BurntSushi / aho-corasick

A fast implementation of Aho-Corasick in Rust.
The Unlicense
1.01k stars 93 forks source link

Feat Req: Making it easier to statically construct an AcAutomaton #9

Closed talevy closed 5 years ago

talevy commented 8 years ago

Hi there!

I am interested in creating something like the equivalent of the phf_codegen, but for AcAutomaton.

use case: search across CommonCrawl's dataset in search of emojis quickly!

To construct the AcAutomaton struct statically, I need to create State objects, but this is not possible. I guess the fields would have to be public for my current strategy to work as well... What do you think about potential changes for making this possible?

here is the idea what I'd like to achieve: http://play.integer32.com/?gist=a218ca3476bfc40fb39ff6ac79da8572

thanks!

BurntSushi commented 7 years ago

Sorry for the very late reply. I suppose I'm not opposed to changes in this direction, although I don't like the idea of exposing all of the internal state since that's something that could feasibly change. You might consider building out your own automaton and implementing the Automaton trait instead.

lukaslueg commented 7 years ago

Wouldn't it be easiest to have serialize/deserialize available if the pattern type is also serialize/deserialize ? One could include the json representation into the code and have it deserialize on startup. Breakage due to state representation changes would end up as well-handled serde errors.

lukaslueg commented 7 years ago

I've added feature-gated serde-serialization to AcAutomaton and did some benchmarking. The following table compares nanoseconds per item for constructing a AcAutomaton either via ::new() or a bincode-serialized version of it.

Items ns/item (::new()) ns/item (::deserialize()) bytes/item
5000000 items 1479 236 61
1000000 items 1433 200 60
100000 items 1401 203 59
1000 items 1527 289 61
100 items 1628 330 90
10 items 2536 1744 390

It seems beneficial to construct the automaton from its serialization for just a few hundred items upwards. On a modestly fast CPU like this mine, you need hundreds of thousands of items before constructing the automaton actually makes a difference in total runtime, though. Five million items of ~20 characters each amount to 280mb in bincode. I tested compression with LZ4, which brings it down to 12 bytes per item but totally kills the performance advantage.
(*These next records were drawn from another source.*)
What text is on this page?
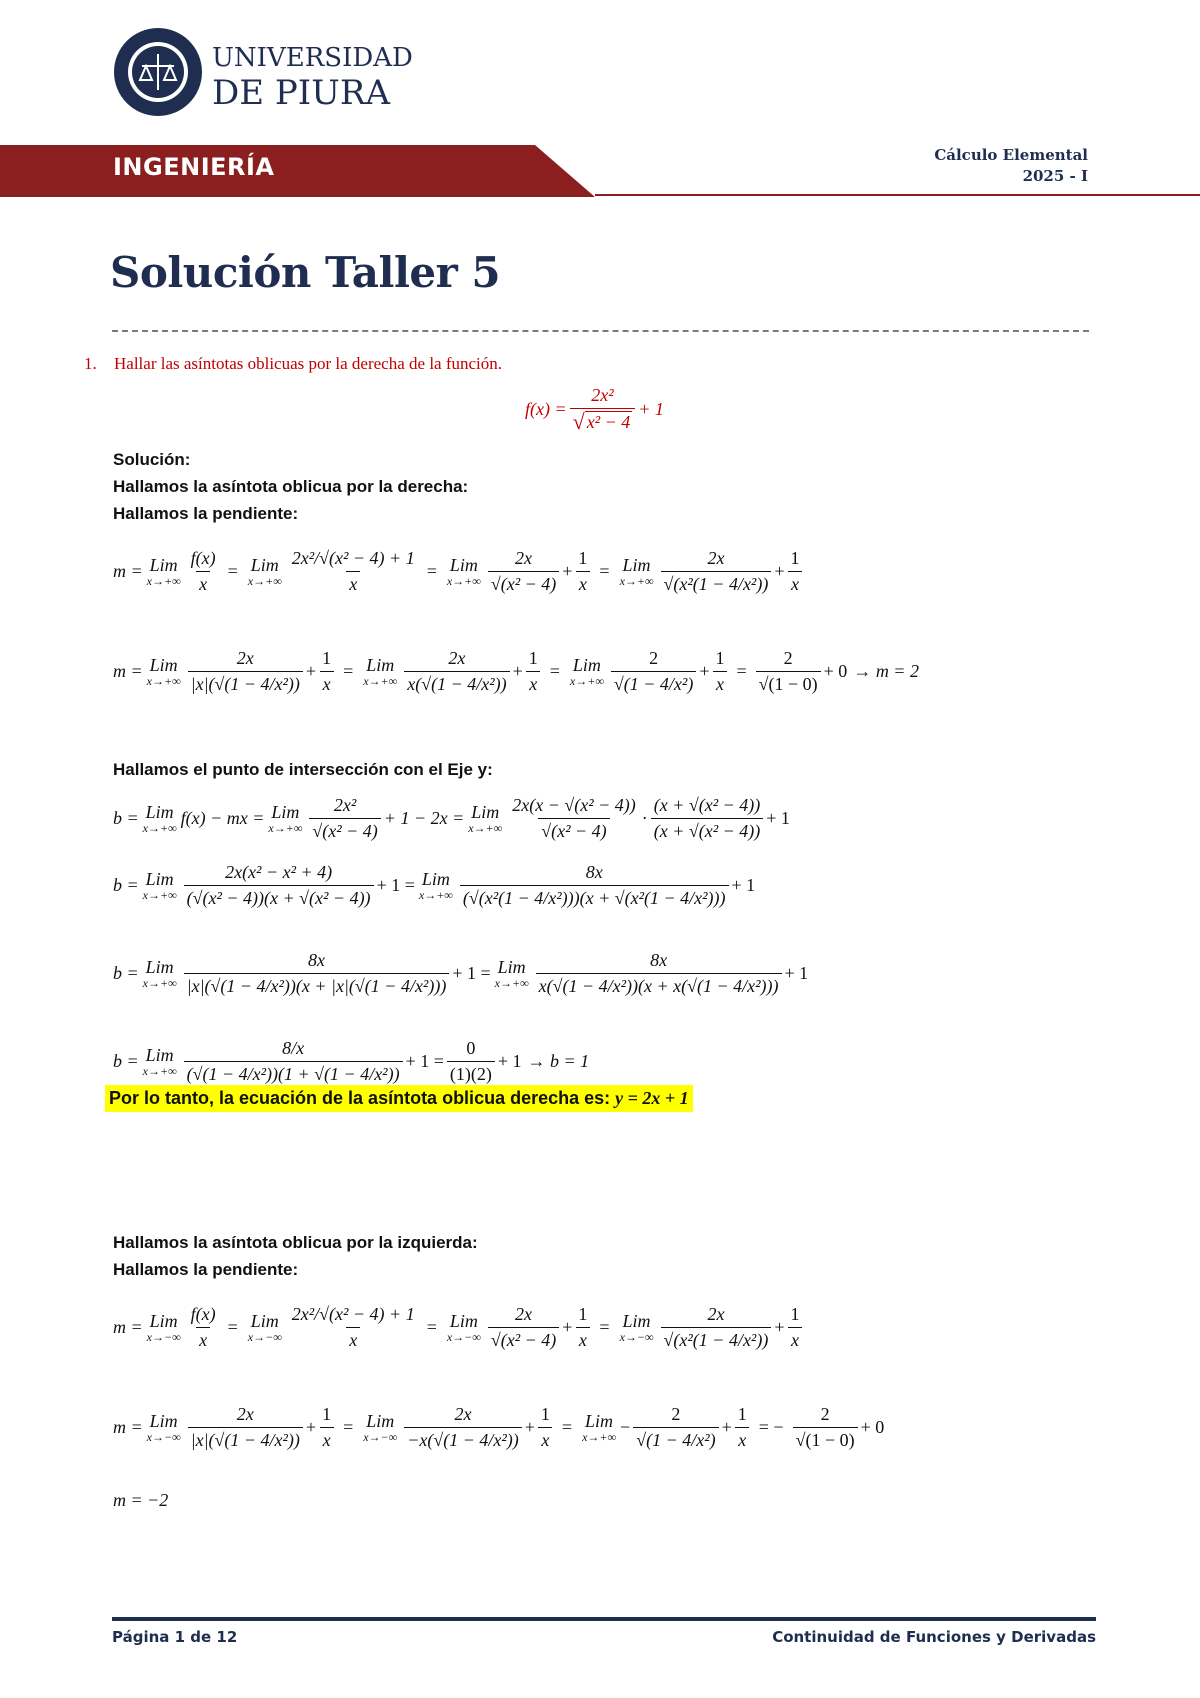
UNIVERSIDAD
DE PIURA
INGENIERÍA	Cálculo Elemental
2025 - I
Solución Taller 5
1. Hallar las asíntotas oblicuas por la derecha de la función.
$f(x) = \frac{\text{2x²}}{\text{√ x² − 4}} + 1$
Solución:
Hallamos la asíntota oblicua por la derecha:
Hallamos la pendiente:
m = Lim
$x\to+\infty \frac{f(x)}{x}$ = Lim
$x\to+\infty \frac{\text{2x²/√(x² − 4) + 1}}{x}$ = Lim
$x\to+\infty \frac{2x}{\text{√(x² − 4)}} + \frac{1}{x}$ = Lim
$x\to+\infty \frac{2x}{\text{√(x²(1 − 4/x²))}} + \frac{1}{x}$
m = Lim
$x\to+\infty \frac{2x}{\text{|x|(√(1 − 4/x²))}} + \frac{1}{x}$ = Lim
$x\to+\infty \frac{2x}{\text{x(√(1 − 4/x²))}} + \frac{1}{x}$ = Lim
$x\to+\infty \frac{2}{\text{√(1 − 4/x²)}} + \frac{1}{x} = \frac{2}{√(1 - 0)} + 0 \to m = 2$
Hallamos el punto de intersección con el Eje y:
b = Lim
x→+∞ f(x) − mx = Lim
$x\to+\infty \frac{\text{2x²}}{\text{√(x² − 4)}} + 1 - 2x$ = Lim
$x\to+\infty \frac{\text{2x(x − √(x² − 4))}}{\text{√(x² − 4)}} \cdot \frac{\text{(x + √(x² − 4))}}{\text{(x + √(x² − 4))}} + 1$
b = Lim
$x\to+\infty \frac{\text{2x(x² − x² + 4)}}{\text{(√(x² − 4))(x + √(x² − 4))}} + 1$ = Lim
$x\to+\infty \frac{8x}{\text{(√(x²(1 − 4/x²)))(x + √(x²(1 − 4/x²)))}} + 1$
b = Lim
$x\to+\infty \frac{8x}{\text{|x|(√(1 − 4/x²))(x + |x|(√(1 − 4/x²)))}} + 1$ = Lim
$x\to+\infty \frac{8x}{\text{x(√(1 − 4/x²))(x + x(√(1 − 4/x²)))}} + 1$
b = Lim
$x\to+\infty \frac{8/x}{\text{(√(1 − 4/x²))(1 + √(1 − 4/x²))}} + 1 = \frac{0}{(1)(2)} + 1 \to b = 1$
Por lo tanto, la ecuación de la asíntota oblicua derecha es: y = 2x + 1
Hallamos la asíntota oblicua por la izquierda:
Hallamos la pendiente:
m = Lim
$x\to-\infty \frac{f(x)}{x}$ = Lim
$x\to-\infty \frac{\text{2x²/√(x² − 4) + 1}}{x}$ = Lim
$x\to-\infty \frac{2x}{\text{√(x² − 4)}} + \frac{1}{x}$ = Lim
$x\to-\infty \frac{2x}{\text{√(x²(1 − 4/x²))}} + \frac{1}{x}$
m = Lim
$x\to-\infty \frac{2x}{\text{|x|(√(1 − 4/x²))}} + \frac{1}{x}$ = Lim
$x\to-\infty \frac{2x}{\text{−x(√(1 − 4/x²))}} + \frac{1}{x}$ = Lim
$x\to+\infty - \frac{2}{\text{√(1 − 4/x²)}} + \frac{1}{x}$ = − $\frac{2}{√(1 - 0)} + 0$
m = −2
Página 1 de 12	Continuidad de Funciones y Derivadas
In the end, the use case is something like:

Another use case is obviously storing automata on disk for your crazy world domination plans.

stockholmux commented 5 years ago

@lukaslueg I'm interested in doing something similar with serde. Do you have this version posted anywhere?

lukaslueg commented 5 years ago

@stockholmux I'm sorry, I removed that branch a long time ago.

BurntSushi commented 5 years ago

I'm going to close this issue out for mostly the same reasons for closing #22. See my comment here for an explanation. TL;DR - You can use regex-automata.